The novel coronavirus (SARS-CoV-2) and the disease it causes (COVID-19) have caused significant disruptions to markets around the world since the virus was first identified in Wuhan City in China. As the country faces the Covid-19 outbreak, Kenyans in many parts of the nation have been asked to stay at home in a bid to curb the spread of the deadly disease.
Pulse Editorial: On the shame of Kenya Power & landlords who deserve a special place in heaven
The heroes and villains during fight against coronavirus
This literally means that Kenyans will rely more on Kenya Power to ensure minimal outages and lets talk about the pricing?
Since the Covid-19 epidemic began, we've seen concerted efforts cutting across the board to cushion Kenyans from the hard economic times : Safaricom waived charges for transactions below a Ks1000, EABL announced that they would be producing hand sanitizers, KCB set aside Sh30 Billion for mobile loans adding that they would extend borrowing limits and repayment periods for customers who qualify and those with existing loans during the next 90 days.
I've been waiting and waiting for Kenya power to follow suit and announce reduction of price tokens, but it seems i might wait forever.
To make matters worse, the power outage that Kenyans have experienced this week alone is beyond imagination, remember companies have dispatched their employees to work from Home.
Is it time to review our relationship with Kenya Power? oh, wait, their is no relationship here, i almost forgot its a monopoly, in short itabidi tupambane na hali yetu kama Wakenya.

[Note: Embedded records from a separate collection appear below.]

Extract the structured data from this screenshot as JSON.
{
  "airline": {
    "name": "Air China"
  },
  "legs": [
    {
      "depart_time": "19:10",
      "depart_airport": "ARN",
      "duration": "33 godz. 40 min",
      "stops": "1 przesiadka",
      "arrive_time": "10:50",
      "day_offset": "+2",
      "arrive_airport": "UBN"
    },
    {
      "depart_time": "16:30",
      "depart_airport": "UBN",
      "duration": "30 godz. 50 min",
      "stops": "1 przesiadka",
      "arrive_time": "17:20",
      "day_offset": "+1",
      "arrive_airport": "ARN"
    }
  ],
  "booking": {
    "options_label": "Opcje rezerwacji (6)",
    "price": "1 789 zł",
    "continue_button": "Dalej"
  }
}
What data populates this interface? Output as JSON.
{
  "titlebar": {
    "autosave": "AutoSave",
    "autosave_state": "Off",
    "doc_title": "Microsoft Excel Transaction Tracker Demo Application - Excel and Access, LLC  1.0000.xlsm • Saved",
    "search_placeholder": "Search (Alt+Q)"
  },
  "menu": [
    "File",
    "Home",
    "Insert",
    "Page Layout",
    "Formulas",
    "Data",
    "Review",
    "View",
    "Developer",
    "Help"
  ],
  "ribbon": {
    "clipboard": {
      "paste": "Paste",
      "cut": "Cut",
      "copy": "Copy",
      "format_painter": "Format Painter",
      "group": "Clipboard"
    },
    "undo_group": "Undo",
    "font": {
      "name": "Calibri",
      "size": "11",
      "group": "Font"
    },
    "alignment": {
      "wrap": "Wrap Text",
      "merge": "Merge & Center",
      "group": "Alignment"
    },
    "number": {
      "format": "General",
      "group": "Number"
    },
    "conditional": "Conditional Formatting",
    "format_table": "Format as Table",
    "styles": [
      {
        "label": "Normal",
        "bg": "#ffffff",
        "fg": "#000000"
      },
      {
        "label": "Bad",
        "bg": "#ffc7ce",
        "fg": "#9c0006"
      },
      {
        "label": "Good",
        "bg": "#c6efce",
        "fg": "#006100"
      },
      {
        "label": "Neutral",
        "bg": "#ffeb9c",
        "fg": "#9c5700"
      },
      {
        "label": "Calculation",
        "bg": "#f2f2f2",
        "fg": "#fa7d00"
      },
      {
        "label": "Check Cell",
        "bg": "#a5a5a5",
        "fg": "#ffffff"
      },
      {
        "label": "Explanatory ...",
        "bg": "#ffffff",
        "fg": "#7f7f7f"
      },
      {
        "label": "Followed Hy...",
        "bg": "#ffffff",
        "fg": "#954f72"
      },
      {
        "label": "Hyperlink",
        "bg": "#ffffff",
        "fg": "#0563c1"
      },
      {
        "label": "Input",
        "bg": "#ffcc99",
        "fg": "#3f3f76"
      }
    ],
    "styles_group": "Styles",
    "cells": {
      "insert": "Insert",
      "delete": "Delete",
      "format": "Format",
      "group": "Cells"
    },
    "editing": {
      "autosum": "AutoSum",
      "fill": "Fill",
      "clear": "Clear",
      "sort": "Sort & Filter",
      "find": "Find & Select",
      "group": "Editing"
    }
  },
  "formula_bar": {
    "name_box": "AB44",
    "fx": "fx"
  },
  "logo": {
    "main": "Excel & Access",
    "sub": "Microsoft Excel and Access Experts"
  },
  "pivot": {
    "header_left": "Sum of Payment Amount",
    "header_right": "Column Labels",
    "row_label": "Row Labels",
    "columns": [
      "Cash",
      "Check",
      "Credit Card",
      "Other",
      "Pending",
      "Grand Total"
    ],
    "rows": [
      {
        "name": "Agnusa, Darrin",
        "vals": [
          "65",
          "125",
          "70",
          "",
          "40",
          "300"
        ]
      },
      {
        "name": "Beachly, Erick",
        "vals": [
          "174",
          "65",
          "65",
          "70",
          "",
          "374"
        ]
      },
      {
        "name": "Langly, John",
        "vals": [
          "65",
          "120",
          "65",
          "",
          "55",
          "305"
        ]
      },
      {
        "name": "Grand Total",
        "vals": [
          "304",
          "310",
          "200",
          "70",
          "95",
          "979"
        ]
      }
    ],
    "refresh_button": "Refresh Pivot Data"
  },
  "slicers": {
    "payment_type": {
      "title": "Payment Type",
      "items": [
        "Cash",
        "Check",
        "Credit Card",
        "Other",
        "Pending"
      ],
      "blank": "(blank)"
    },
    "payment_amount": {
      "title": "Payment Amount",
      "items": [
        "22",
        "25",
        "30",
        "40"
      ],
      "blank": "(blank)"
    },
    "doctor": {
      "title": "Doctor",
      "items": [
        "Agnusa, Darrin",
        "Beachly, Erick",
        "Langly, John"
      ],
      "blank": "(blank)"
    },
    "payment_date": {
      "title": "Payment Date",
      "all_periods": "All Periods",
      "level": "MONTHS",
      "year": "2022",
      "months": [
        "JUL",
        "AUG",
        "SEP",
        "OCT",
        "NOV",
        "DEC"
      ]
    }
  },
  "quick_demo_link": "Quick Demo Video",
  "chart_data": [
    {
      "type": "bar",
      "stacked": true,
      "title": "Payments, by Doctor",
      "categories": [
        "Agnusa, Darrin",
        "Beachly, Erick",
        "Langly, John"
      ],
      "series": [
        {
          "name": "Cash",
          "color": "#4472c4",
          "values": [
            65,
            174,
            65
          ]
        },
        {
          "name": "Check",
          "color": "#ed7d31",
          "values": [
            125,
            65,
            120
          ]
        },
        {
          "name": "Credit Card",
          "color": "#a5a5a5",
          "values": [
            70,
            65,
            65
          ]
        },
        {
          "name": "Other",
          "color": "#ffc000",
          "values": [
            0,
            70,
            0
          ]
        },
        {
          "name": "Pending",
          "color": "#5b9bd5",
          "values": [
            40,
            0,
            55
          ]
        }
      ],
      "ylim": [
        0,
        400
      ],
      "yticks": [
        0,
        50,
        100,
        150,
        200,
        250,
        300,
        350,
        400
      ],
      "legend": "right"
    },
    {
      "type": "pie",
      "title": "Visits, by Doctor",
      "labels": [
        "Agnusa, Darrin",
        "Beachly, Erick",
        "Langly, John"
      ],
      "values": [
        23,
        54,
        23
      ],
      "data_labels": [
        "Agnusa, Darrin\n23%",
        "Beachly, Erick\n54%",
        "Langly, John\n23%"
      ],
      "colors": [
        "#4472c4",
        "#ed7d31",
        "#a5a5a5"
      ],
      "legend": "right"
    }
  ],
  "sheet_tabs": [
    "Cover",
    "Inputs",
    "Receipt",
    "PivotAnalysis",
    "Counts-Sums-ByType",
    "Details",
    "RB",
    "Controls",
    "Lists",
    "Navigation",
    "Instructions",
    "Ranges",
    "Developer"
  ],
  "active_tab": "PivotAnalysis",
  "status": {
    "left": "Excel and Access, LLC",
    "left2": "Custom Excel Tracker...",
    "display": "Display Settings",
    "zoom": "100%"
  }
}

The Kenya Meteorological Department had announced that there will be rains in the coming days and chances are power outages will also be increasing. Can Kenya power do any better to prepare?
According to the World Economic Forum, Electric power disruptions can occur anywhere with many of these outages associated with natural disasters such as typhoons, wind storms, tornadoes and earthquakes.
A quick look on social media paints a grim picture of the number of cases being reported on the Kenya Power social media pages. Some have indicated that they have gone without power for more than two days.
Blackouts at such a time are not something most Kenyan want to experience. Children are learning from home and they will need the power to access their e-learning centres.
Here at Pulselive.co.ke, we have been working from home, some colleagues have been faced by the challenge of not having power for up to 4 days. This means they have to move either to friends houses which beats the whole logic of #StayAtHome.
Kenya Power might be overwhelmed due to the huge numbers of people that are at home and using power simultaneously but that isn't an excuse to put hardworking Kenyans who pay for the service through power outages. Kenyans deserve better as they face these challenging times.
Away from the disappointment of the Kenya Power Company, we must commend landlords who have led from the front and declared rent moratoriums.
In these extraordinary times, there is no secret that many players in the economy, particularly those who trade in non-essential products and services – will suffer a huge decline in income.
Consider the mutura monger who survives hand to mouth by selling the African sausage on the dark alley. The looming curfew will definitely keep them out of their jobs for a couple of months.
Construction works have been suspended leaving many who earn a daily wage stranded. The same applies to boda boda operators, barbers, and even conductors who have little business as many citizens have opted to stay home.
For many of these workers, the priority in their hard work has always been to put a roof over the head of their families and that will predictably become a challenge as long as the coronavirus continues to disrupt the economy.
Which is why the few landlords who have waived rent for the next few months must be commended – for they have allowed many families to focus on feeding themselves after the burden of rent has been lifted.
Second liberation hero and former ODM official Wafula Buke is among those who have played their little role in this crisis by directing his three tenants not to pay any rent for the next three months.
Another Kenyan worthy of admiration is James Karanja, a landlord in Mugumo estate in Kiambu County who opted to waive rent for his tenants to soften the economic effects from the pandemic.
Karanja told his tenants they would only pay half their rent in the month of April.
The apartment in Mugumo estate holds 20 tenants who pay Sh15,000 for a two-bedroom house and Sh10,000 for a one-bedroom house.
There have been calls on President Uhuru Kenyatta to issue an order directing landlords to stop demanding for rent over the next few months.
While such calls are informed by the interest of the country’s poorest, we must appreciate that we operate in a constitutional order where private businesses must be allowed to operate independently.
The best President Kenyatta can do is to implore reason on the private businesses and lead by example – something he has clearly failed to do.
The President and his government have not waived the tax charged on landlords which would enable them to reduce their operating costs and pass on reductions to their tenants.
The Kenyan government and the 47 county governments have major interests in the real estate industry where they act as landlords to thousands of Kenyans. It is a shame that their buildings are not among those who have declared rent moratoriums during this coronavirus pandemic.